Craftax: A Lightning-Fast Benchmark for Open-Ended Reinforcement Learning
Michael Matthews, Michael Beukman, Benjamin Ellis, Mikayel Samvelyan, Matthew Jackson, Samuel Coward, Jakob Foerster
TL;DR
Craftax tackles the bottleneck of slow, open-ended reinforcement learning benchmarks by delivering a fast, GPU-accelerated, JAX-based environment that preserves open-ended dynamics. By reimplementing Crafter as Craftax-Classic and adding NetHack-inspired mechanics to form Craftax, the authors demonstrate substantial speedups and provide two symbolic-observation benchmarks (Craftax-1B and Craftax-1M) to study long-horizon exploration under moderate compute. Through extensive experiments with PPO-based baselines, intrinsic rewards, and UED methods, the work reveals that current approaches struggle on Craftax, underscoring the benchmark's difficulty and utility for investigating exploration, continual learning, and generalization. Overall, Craftax offers a practical, scalable platform for advancing open-ended RL research, enabling rapid iteration and deeper evaluation of long-horizon, adaptive decision-making under real-world compute constraints.
Abstract
Benchmarks play a crucial role in the development and analysis of reinforcement learning (RL) algorithms. We identify that existing benchmarks used for research into open-ended learning fall into one of two categories. Either they are too slow for meaningful research to be performed without enormous computational resources, like Crafter, NetHack and Minecraft, or they are not complex enough to pose a significant challenge, like Minigrid and Procgen. To remedy this, we first present Craftax-Classic: a ground-up rewrite of Crafter in JAX that runs up to 250x faster than the Python-native original. A run of PPO using 1 billion environment interactions finishes in under an hour using only a single GPU and averages 90% of the optimal reward.
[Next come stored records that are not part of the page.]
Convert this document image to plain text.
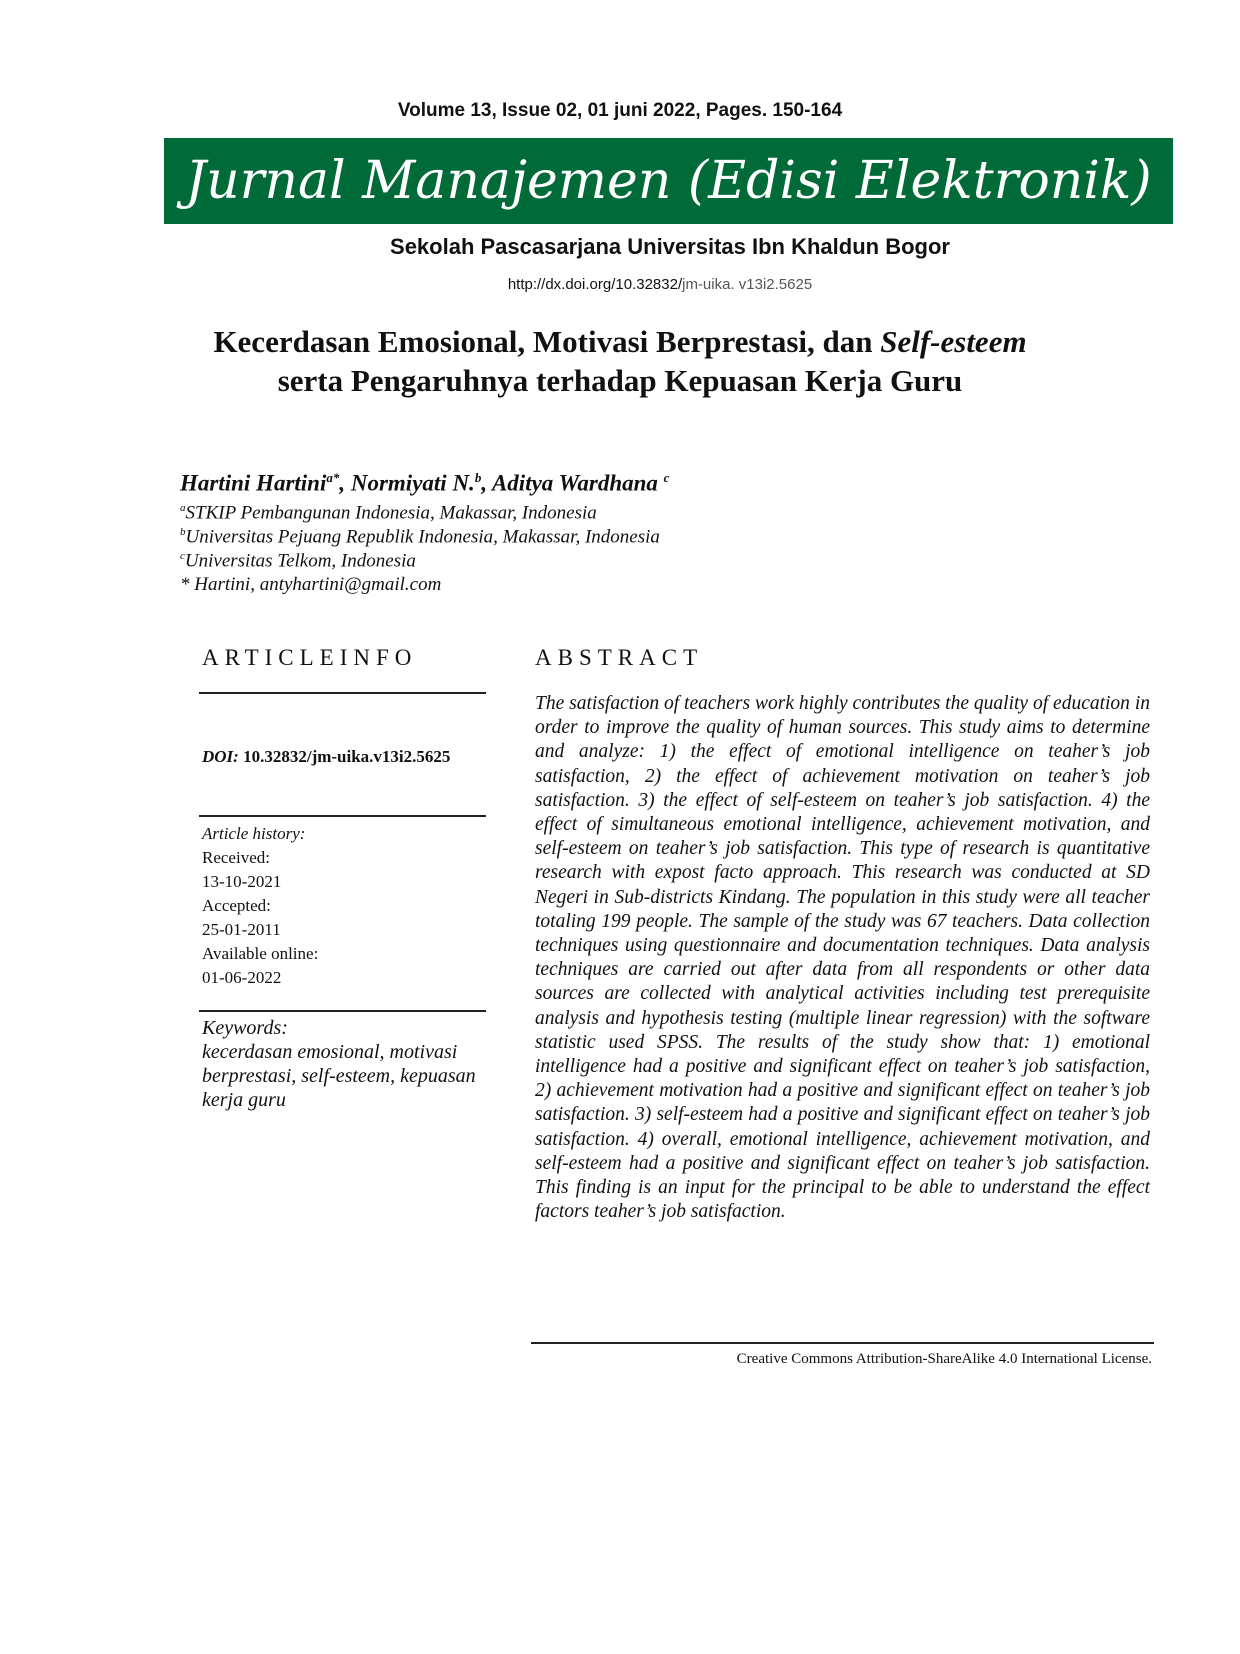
Volume 13, Issue 02, 01 juni 2022, Pages. 150-164
Jurnal Manajemen (Edisi Elektronik)
Sekolah Pascasarjana Universitas Ibn Khaldun Bogor
http://dx.doi.org/10.32832/jm-uika. v13i2.5625
Kecerdasan Emosional, Motivasi Berprestasi, dan Self-esteem
serta Pengaruhnya terhadap Kepuasan Kerja Guru
Hartini Hartini$^{a*}$, Normiyati N.$^b$, Aditya Wardhana $^c$
$^a$STKIP Pembangunan Indonesia, Makassar, Indonesia
$^b$Universitas Pejuang Republik Indonesia, Makassar, Indonesia
$^c$Universitas Telkom, Indonesia
* Hartini, antyhartini@gmail.com
ARTICLEINFO	ABSTRACT
DOI: 10.32832/jm-uika.v13i2.5625
Article history:
Received:
13-10-2021
Accepted:
25-01-2011
Available online:
01-06-2022
Keywords:
kecerdasan emosional, motivasi berprestasi, self-esteem, kepuasan kerja guru
The satisfaction of teachers work highly contributes the quality of education in order to improve the quality of human sources. This study aims to determine and analyze: 1) the effect of emotional intelligence on teaher’s job satisfaction, 2) the effect of achievement motivation on teaher’s job satisfaction. 3) the effect of self-esteem on teaher’s job satisfaction. 4) the effect of simultaneous emotional intelligence, achievement motivation, and self-esteem on teaher’s job satisfaction. This type of research is quantitative research with expost facto approach. This research was conducted at SD Negeri in Sub-districts Kindang. The population in this study were all teacher totaling 199 people. The sample of the study was 67 teachers. Data collection techniques using questionnaire and documentation techniques. Data analysis techniques are carried out after data from all respondents or other data sources are collected with analytical activities including test prerequisite analysis and hypothesis testing (multiple linear regression) with the software statistic used SPSS. The results of the study show that: 1) emotional intelligence had a positive and significant effect on teaher’s job satisfaction, 2) achievement motivation had a positive and significant effect on teaher’s job satisfaction. 3) self-esteem had a positive and significant effect on teaher’s job satisfaction. 4) overall, emotional intelligence, achievement motivation, and self-esteem had a positive and significant effect on teaher’s job satisfaction. This finding is an input for the principal to be able to understand the effect factors teaher’s job satisfaction.
Creative Commons Attribution-ShareAlike 4.0 International License.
To provide a more compelling challenge we present the main Craftax benchmark, a significant extension of the Crafter mechanics with elements inspired from NetHack. Solving Craftax requires deep exploration, long term planning and memory, as well as continual adaptation to novel situations as more of the world is discovered. We show that existing methods including global and episodic exploration, as well as unsupervised environment design fail to make material progress on the benchmark. We believe that Craftax can for the first time allow researchers to experiment in a complex, open-ended environment with limited computational resources.